Est-ce le chant du cygne? En tout cas, alors que ses jours semblent comptés dans sa configuration actuelle, le Conseil supérieur de l’audiovisuel (CSA) s’est soudainement senti pousser des ailes.Dans sa décision d’autoriser le rachat de Direct 8 par Canal+, l’instance a voulu faire preuve d’une sévérité qu’on lui avait rarement connue.
Mais ce n’est pas parce qu’on a longtemps fait preuve de mansuétude qu’au premier mouvement de sourcil on devient impitoyable. De ce point de vue, les contraintes imposées à Canal+ doivent être largement relativisées à l’aune des perspectives que le rachat de Direct 8 offre à la chaîne cryptée. Rebaptisée D8, la départementale pourrait se transformer en autoroute pour Canal. Canal+, en situation de monopole sur le marché de la télévision payante, obtient donc l’autorisation de venir chasser sur les terres de TF1, M6 et France Télévisions. Sa puissance de feu financière est telle que les concurrents ont quelques soucis à se faire. Grâce au lobbying méticuleux de Nonce Paolini, le patron de TF1, et de Nicolas de Tavernost, celui de M6, le CSA a glissé quelques cailloux dans les chaussures de Canal. Mais pas sûr qu’ils réussissent à faire boiter la chaîne cryptée sur le chemin de ses ambitions décryptées.
Ainsi, l’obligation de patienter dix-huit mois avant de pouvoir diffuser sur D8 les séries maison comme «Braquo», «Mafiosa» ou «Kaboul Kitchen» ne semble pas bien méchante. Prenons «Braquo», dont la saison 1 a été lancée en 2009. D8 peut donc, d’ores et déjà, donner une seconde vie à une série qui n’a été vue que par les téléspectateurs de Canal.

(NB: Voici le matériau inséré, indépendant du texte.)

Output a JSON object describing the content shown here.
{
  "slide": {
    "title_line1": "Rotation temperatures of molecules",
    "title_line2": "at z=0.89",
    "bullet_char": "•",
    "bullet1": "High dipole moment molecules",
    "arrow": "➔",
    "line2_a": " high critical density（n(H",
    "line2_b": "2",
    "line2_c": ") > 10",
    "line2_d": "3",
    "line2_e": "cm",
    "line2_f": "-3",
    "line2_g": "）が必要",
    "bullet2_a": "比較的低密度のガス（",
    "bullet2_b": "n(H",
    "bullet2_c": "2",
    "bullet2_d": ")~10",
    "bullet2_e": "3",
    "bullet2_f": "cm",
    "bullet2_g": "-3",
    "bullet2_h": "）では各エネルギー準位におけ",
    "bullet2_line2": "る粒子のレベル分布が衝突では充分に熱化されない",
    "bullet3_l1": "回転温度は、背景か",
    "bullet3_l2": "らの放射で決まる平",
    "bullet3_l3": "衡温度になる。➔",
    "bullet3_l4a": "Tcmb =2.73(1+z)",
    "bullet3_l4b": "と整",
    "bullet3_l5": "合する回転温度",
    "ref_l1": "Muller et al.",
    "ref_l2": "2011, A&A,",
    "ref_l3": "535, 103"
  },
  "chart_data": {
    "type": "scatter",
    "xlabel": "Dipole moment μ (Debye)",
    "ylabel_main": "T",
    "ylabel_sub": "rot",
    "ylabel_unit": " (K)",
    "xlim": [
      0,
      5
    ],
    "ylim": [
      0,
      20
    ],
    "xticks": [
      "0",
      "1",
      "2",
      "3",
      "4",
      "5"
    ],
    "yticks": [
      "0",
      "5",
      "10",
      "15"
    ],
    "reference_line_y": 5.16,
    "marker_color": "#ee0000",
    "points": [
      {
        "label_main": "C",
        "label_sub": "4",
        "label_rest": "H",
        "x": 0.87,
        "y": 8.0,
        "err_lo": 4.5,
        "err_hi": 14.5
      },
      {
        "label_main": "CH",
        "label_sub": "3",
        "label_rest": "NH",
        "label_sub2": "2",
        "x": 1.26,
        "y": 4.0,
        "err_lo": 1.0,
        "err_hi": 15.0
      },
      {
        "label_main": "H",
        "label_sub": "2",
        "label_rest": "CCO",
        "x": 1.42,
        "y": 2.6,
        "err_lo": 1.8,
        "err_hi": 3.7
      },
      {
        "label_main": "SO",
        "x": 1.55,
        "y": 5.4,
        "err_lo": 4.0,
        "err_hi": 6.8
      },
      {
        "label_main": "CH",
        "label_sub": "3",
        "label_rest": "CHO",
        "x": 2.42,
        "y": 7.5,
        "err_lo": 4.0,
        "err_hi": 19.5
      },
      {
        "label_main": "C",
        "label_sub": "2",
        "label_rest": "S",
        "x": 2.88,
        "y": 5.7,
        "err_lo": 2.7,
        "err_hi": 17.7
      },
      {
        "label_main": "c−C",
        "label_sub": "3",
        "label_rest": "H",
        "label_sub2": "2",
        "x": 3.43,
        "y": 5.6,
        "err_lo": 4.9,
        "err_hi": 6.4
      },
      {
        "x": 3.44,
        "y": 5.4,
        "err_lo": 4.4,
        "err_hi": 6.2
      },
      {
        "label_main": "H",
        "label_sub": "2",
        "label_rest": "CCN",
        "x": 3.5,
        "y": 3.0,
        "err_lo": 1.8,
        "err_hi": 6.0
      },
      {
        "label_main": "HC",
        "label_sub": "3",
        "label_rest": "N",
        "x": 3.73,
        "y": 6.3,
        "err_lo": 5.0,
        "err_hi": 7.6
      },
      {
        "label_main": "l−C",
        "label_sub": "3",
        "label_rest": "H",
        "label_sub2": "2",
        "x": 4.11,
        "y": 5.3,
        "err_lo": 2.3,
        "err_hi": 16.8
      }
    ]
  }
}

La limitation sur les séries américaines – une seule en «prime time» par semaine – est certes contraignante, mais elle ne vise que les productions des grands studios américains. Pas celles achetées, par exemple à HBO, réputée pour sa créativité. Canal pourrait même faire contre mauvaise fortune, bon cœur et faire de la contrainte un élément différenciant permettant à D8 de se forger une identité à même d’attirer les téléspectateurs à haut revenus qu’elle cible.
Ce qui est sûr en revanche, c’est que TF1 et M6 vont devoir consacrer beaucoup plus de moyens financiers à leurs filiales respectives, TMC et W9 pour affronter la nouvelle concurrence de D8. Mais pour Canal+, le rachat arrive à point nommé alors que BeIN est en train de lui tailler des croupières sur le sport.
Reste une interrogation: la chaîne cryptée sait-elle faire de l’audience en clair? Les scores réalisés par les tranches du matin et de la mi-journée après vingt-sept ans d’existence, sont là pour entretenir le doute.